I Saturnalia: cosa sono e perché i romani li festeggiavano

I Saturnalia: cosa sono e perché i romani li festeggiavano

I Saturnalia: storia delle festività romane del mondo al contrario

I Saturnalia sono festività religiose di epoca romana in cui, per pochi giorni, ordini e categorie sociali vengono sovvertiti. Si tratta di un ciclo di festività che, sotto l’imperatore Domiziano, raggiunse la durata di sei giorni. Tali festività cadevano nel periodo del solstizio d’inverno, dal 17 al 23 dicembre ed erano dedicate al dio Saturno, dio della seminagione e della mitica età dell’oro, corrispondente al dio greco Krono, divinità del tempo e padre di Zeus. La festa, per i rituali ad essa legati in cui licet insanire (è lecito impazzire), è assimilabile al nostro carnevale, pur essendo celebrata nel periodo che per noi è quello natalizio. I Saturnalia, inizialmente legati a tradizioni laziali, si diffusero in breve tempo in tutto l’impero, diventando una delle feste più note e più celebrate fino alla completa affermazione del Cristianesimo.

Durante l’età dell’oro gli uomini vivevano in uno stato di piena felicità, abbondanza, armonia e perfetta eguaglianza: per questo motivo, durante i Saturnalia, i romani cercavano di riprodurre tali condizioni attraverso banchetti, riti orgiastici, libertà e licenze di ogni tipo. Le celebrazioni ufficiali prevedevano un sacrificio solenne nel tempio di Saturno nel Foro, officiato da un sacerdote senza capite velato, secondo la moda greca, seguito da un lectisternium indetto dal Senato, ovvero un rito rivolto all’immagine del dio Saturno, concluso poi da un banchetto pubblico (convivium publicum). Durante il banchetto i convintati, vestiti di una cenatoria (una tunica dai colori sgargianti) si scambiavano brindisi e il tipico saluto augurale: Io, Saturnalia! Nelle case dei romani si svolgevano, contemporaneamente, banchetti privati che spesso degeneravano in orge e crapule o durante i quali si giocava al gioco dei dadi, solitamente proibito al di fuori dei saturnalia.

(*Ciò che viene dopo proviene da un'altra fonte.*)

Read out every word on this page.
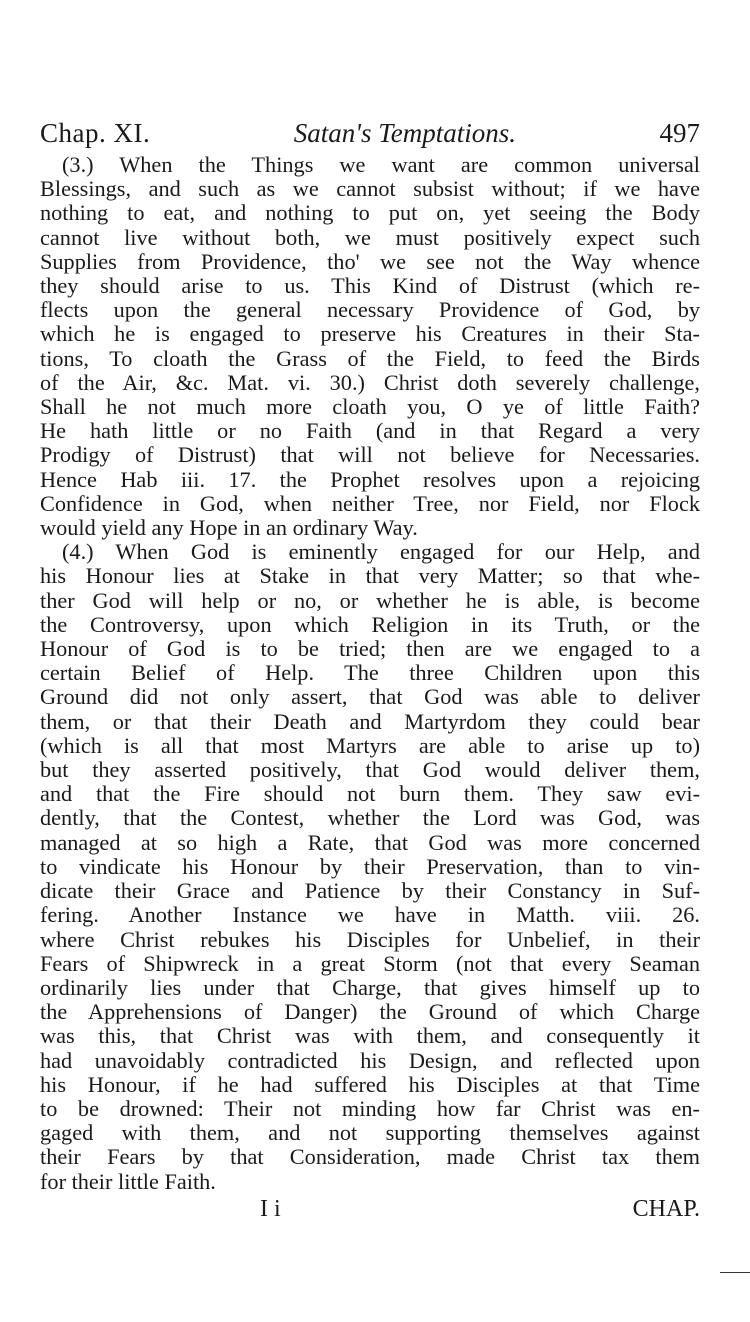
Chap. XI.	Satan's Temptations.	497
(3.) When the Things we want are common universal
Blessings, and such as we cannot subsist without; if we have
nothing to eat, and nothing to put on, yet seeing the Body
cannot live without both, we must positively expect such
Supplies from Providence, tho' we see not the Way whence
they should arise to us. This Kind of Distrust (which re-
flects upon the general necessary Providence of God, by
which he is engaged to preserve his Creatures in their Sta-
tions, To cloath the Grass of the Field, to feed the Birds
of the Air, &c. Mat. vi. 30.) Christ doth severely challenge,
Shall he not much more cloath you, O ye of little Faith?
He hath little or no Faith (and in that Regard a very
Prodigy of Distrust) that will not believe for Necessaries.
Hence Hab iii. 17. the Prophet resolves upon a rejoicing
Confidence in God, when neither Tree, nor Field, nor Flock
would yield any Hope in an ordinary Way.
(4.) When God is eminently engaged for our Help, and
his Honour lies at Stake in that very Matter; so that whe-
ther God will help or no, or whether he is able, is become
the Controversy, upon which Religion in its Truth, or the
Honour of God is to be tried; then are we engaged to a
certain Belief of Help. The three Children upon this
Ground did not only assert, that God was able to deliver
them, or that their Death and Martyrdom they could bear
(which is all that most Martyrs are able to arise up to)
but they asserted positively, that God would deliver them,
and that the Fire should not burn them. They saw evi-
dently, that the Contest, whether the Lord was God, was
managed at so high a Rate, that God was more concerned
to vindicate his Honour by their Preservation, than to vin-
dicate their Grace and Patience by their Constancy in Suf-
fering. Another Instance we have in Matth. viii. 26.
where Christ rebukes his Disciples for Unbelief, in their
Fears of Shipwreck in a great Storm (not that every Seaman
ordinarily lies under that Charge, that gives himself up to
the Apprehensions of Danger) the Ground of which Charge
was this, that Christ was with them, and consequently it
had unavoidably contradicted his Design, and reflected upon
his Honour, if he had suffered his Disciples at that Time
to be drowned: Their not minding how far Christ was en-
gaged with them, and not supporting themselves against
their Fears by that Consideration, made Christ tax them
for their little Faith.
I i	CHAP.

Il ripristino di quel primigenio stato di eguaglianza e fratellanza proprio dell’età dell’oro si manifestava attraverso una vera e propria sovversione degli ordini sociali: durante i giorni dei Saturnalia gli schiavi erano uomini liberi e a loro era permesso indossare il pileus o pilleum, il copricapo greco proprio degli uomini liberi, partecipare ai banchetti, scambiarsi i regali tipici dei Saturnalia (gli Xenia e Apophoreta di cui ci parla Marziale), ingiuriare e deridere senatori e padroni. Durante il convivium privato, veniva eletto un Saturnalicius princeps, la risposta satirica al princeps senatus, ovvero l’imperatore, che doveva garantire il buon andamento dei festeggiamenti. In quei giorni il princeps indossava vesti dai colori sgargianti e un mascherone colorato, loscilla, e ogni suo comando o volontà doveva essere rispettato.

Il calendario dei Saturnalia

Il calendario della festività prevedeva una serie di precise ricorrenze: il primo giorno dei Saturnali venivano accese centinaia di candele e in tutta la città venivano appesi festoni d’abete. Il 18 si festeggiava l’Eponalia, in onore della dea Epona, divinità celtica dei cavalli, adottata dai romani come protettrice dell’abbondanza e della fertilità. Il 18, 19 e 20 erano i giorni del Mercatus e dei Ludi plebeii; il 19 ricorreva anche la festa di Opalia, in onore di Ops-opis, protettrice dei raccolti e, presumibilmente, moglie di Saturno. Il 20 dicembre, invece, cadevano i Sigillaria, le feste degli ex voto, i sigilla, ovvero statuette di pasta o terracotta che si offrivano in dono ai Lari o ai convitati. Il 21 dicembre era il giorno degli Angeronalia, in onore della dea Angerona, divinità dei consigli, dei misteri religiosi e del silenzio. Le feste si chiudevano il 23 dicembre con i Larentalia, feste in onore di Acca Larenzia, divinità etrusca legata alla sfera della sessualità e della prostituzione.